Le 28 janvier 2025, la cour d’appel de Pau a confirmé la décision du tribunal de Bayonne suspendant les travaux de bathymétrie liés à l’interconnexion électrique sous-marine entre la France et l’Espagne. Cette décision judiciaire reconnaît les atteintes causées aux mammifères marins du Golfe de Gascogne et souligne les lacunes de l’étude d’impact environnemental réalisée par RTE.
Une étude d’impact critiquée
L’interconnexion sous-marine, portée par la société RTE, suscite une vive opposition depuis son lancement. Doté de 3,1 milliards d’euros, ce projet a été marqué par des insuffisances notables : avis négatif du Conseil National pour la Protection de la Nature (CNPN), étude d’impact jugée lacunaire, mesures de compensation faibles et violation du principe de précaution.
Dès août 2024, le tribunal de Bayonne avait ordonné la suspension des travaux de bathymétrie, demandant à RTE de fournir une nouvelle étude d’impact et d’établir une zone d’exclusion pour protéger les mammifères marins. La société avait contesté cette décision en appel, mais la cour de Pau a maintenu la suspension en raison de l’insuffisance des éléments fournis.
Des impacts sous-estimés sur les mammifères marins
L’étude réalisée par RTE concluait à une absence d’impact des travaux sur les mammifères marins. Cependant, la cour d’appel a relevé plusieurs omissions majeures, notamment l’absence de prise en compte des effets cumulés des pollutions sonores générées par les travaux de bathymétrie.
Par ailleurs, l’émission sonore du ROV (petit sous-marin opérant autour du bateau) n’a pas été intégrée à l’étude d’impact. Le juge a estimé que ces manquements rendent l’étude incomplète et non fiable. Il a confirmé que les mammifères marins de la zone sont perturbés dans leurs activités essentielles comme le nourrissage et la communication.
Une raréfaction des cétacés observée
Les données terrain recueillies par plusieurs associations, dont Sea Shepherd France, Landes Aquitaine Environnement et Défense des Milieux Aquatiques (DMA), ont été déterminantes dans la décision de justice. L’association Apex Cetacea a documenté une raréfaction des mammifères marins pendant les travaux, en particulier la disparition des grands cétacés du gouf de Capbreton, notamment des cachalots.
Des observations ont également relevé des comportements anormaux chez les individus présents, certains étant aperçus isolés, errants dans la zone, ce qui peut traduire un stress acoustique ou une perturbation de leur orientation.
Un manque de mesures de précaution et de compensation
Le juge a critiqué l’absence de mesures de réduction et de compensation adaptées à l’ampleur des impacts environnementaux.
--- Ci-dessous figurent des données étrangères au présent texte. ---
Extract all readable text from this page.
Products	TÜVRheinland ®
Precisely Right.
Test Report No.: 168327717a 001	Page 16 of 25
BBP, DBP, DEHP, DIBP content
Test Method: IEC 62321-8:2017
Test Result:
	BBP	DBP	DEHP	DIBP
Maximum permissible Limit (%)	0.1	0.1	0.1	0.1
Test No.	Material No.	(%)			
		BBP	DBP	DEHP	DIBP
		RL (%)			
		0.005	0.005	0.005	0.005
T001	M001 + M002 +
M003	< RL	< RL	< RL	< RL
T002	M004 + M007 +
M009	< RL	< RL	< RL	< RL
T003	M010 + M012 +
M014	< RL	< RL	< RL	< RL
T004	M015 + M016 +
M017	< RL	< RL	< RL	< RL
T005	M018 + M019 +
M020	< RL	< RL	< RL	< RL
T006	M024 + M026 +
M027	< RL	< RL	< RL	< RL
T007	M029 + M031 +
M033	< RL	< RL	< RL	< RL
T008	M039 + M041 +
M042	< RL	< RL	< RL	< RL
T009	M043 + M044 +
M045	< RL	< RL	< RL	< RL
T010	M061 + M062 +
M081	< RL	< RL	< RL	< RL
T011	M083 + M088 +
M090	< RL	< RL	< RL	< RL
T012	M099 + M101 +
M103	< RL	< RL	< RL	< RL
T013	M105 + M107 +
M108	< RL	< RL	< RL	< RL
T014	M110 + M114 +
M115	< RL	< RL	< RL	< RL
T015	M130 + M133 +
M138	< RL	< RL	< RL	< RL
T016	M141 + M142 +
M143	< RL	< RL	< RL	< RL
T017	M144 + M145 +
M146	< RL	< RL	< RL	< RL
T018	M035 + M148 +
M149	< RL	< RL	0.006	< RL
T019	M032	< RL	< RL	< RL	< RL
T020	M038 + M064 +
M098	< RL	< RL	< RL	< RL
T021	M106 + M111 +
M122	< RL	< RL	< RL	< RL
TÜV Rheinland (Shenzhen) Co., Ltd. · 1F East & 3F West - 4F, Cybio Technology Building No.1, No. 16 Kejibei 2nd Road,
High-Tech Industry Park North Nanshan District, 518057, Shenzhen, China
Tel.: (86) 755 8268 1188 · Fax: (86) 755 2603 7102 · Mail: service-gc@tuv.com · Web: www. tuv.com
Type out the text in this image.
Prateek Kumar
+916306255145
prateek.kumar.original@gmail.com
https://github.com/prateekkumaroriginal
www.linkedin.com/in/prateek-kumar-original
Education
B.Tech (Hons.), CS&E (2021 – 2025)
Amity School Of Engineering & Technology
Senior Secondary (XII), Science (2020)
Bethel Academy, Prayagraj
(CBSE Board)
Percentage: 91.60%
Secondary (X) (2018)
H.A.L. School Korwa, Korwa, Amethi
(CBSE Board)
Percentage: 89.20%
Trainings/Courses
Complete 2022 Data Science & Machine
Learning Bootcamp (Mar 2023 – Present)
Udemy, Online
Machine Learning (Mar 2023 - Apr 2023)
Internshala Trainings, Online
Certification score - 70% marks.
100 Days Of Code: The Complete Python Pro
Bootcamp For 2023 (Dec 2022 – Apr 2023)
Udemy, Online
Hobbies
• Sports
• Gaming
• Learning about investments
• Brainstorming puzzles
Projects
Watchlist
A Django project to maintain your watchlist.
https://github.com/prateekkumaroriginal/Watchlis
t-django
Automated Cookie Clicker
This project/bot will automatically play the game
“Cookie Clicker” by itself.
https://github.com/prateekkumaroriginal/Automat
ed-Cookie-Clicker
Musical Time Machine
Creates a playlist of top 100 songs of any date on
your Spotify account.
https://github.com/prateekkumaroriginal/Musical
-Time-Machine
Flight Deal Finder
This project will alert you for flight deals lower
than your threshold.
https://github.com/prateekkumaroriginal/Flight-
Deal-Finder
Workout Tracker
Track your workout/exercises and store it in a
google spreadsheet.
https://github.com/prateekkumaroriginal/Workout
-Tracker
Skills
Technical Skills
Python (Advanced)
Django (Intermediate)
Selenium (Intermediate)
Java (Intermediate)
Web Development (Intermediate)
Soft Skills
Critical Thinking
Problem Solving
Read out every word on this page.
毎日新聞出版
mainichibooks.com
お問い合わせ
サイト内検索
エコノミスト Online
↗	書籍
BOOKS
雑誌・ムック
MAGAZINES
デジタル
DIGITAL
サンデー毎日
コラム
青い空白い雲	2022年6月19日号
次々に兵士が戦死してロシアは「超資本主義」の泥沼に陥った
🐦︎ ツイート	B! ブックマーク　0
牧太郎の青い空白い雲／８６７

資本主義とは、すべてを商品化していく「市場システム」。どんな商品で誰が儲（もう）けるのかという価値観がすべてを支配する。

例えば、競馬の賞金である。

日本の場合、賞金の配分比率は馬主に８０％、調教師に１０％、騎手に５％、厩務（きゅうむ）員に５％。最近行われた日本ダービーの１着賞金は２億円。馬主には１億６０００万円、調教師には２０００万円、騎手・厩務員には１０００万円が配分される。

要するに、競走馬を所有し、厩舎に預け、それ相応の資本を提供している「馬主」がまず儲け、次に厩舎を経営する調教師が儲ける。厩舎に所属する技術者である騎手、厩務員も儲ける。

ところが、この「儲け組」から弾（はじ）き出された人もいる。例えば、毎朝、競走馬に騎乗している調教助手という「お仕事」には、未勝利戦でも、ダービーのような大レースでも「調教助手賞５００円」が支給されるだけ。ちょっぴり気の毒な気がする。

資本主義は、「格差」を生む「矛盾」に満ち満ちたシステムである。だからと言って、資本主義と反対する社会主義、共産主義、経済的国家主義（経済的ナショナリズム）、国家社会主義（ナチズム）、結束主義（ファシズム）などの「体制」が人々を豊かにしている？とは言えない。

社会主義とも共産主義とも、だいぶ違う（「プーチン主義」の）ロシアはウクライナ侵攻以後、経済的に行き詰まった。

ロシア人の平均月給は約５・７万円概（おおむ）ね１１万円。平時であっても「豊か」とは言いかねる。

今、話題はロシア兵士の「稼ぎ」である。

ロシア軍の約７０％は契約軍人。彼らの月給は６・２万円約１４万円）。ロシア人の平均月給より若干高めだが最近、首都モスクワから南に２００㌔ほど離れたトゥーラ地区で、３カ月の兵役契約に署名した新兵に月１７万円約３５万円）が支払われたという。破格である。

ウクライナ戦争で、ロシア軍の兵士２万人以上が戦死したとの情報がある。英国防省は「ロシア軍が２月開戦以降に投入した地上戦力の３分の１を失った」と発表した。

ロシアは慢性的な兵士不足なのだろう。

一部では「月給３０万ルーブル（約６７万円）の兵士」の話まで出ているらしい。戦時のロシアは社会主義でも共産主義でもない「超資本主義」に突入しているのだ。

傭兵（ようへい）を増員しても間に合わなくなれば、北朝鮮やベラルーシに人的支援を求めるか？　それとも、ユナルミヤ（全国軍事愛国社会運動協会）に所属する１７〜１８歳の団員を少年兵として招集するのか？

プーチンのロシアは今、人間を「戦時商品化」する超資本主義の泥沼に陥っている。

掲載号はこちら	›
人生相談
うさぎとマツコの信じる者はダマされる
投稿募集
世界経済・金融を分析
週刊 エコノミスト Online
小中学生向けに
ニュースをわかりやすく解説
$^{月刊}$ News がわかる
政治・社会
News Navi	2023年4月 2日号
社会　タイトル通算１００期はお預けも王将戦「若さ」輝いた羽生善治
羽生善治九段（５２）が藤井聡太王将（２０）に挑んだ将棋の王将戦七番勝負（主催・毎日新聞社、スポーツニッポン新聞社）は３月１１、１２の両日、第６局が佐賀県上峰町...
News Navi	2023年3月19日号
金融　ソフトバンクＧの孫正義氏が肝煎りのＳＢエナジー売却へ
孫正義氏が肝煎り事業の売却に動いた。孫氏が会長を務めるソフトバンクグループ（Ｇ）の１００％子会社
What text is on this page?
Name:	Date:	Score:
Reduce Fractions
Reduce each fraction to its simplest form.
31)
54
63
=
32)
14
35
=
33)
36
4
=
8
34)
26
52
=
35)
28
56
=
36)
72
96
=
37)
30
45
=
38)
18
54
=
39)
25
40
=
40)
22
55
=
L’IUCN classe le gouf de Capbreton comme une zone de protection forte, essentielle à la survie des cétacés. Pourtant, aucune réelle stratégie n’a été mise en place pour minimiser l’impact des travaux sur ces espèces strictement protégées.
Des conséquences sur d’autres espèces fragiles
Outre les mammifères marins, d’autres espèces vulnérables sont concernées par le projet. Les poissons migrateurs amphihalins, comme le saumon Atlantique et l’esturgeon d’Europe, utilisent les champs magnétiques terrestres pour retrouver leurs rivières natales. Les lignes électriques sous-marines généreront des champs magnétiques susceptibles de perturber leur orientation, ajoutant une difficulté supplémentaire à leur survie.
Une absence de volonté d’étudier un tracé alternatif ?
Les opposants au projet dénoncent également le refus de RTE d’examiner sérieusement la possibilité d’un tracé terrestre, qui permettrait d’éviter ces perturbations environnementales majeures.
Une décision judiciaire qui questionne la responsabilité de l’État
La décision de la cour d’appel de Pau souligne la carence de RTE à respecter les règles environnementales, mais met aussi en lumière le manque d’engagement de l’État à faire respecter le droit en matière de protection de la biodiversité.
L’océan joue un rôle fondamental dans la régulation du climat et l’absorption du carbone. Il est impossible de lutter efficacement contre le changement climatique si la protection de la biodiversité est reléguée au second plan. Pour Sea Shepherd France, l’interconnexion France-Espagne ne peut pas être justifiée par des objectifs environnementaux si elle se fait au détriment des espèces marines et des écosystèmes fragiles.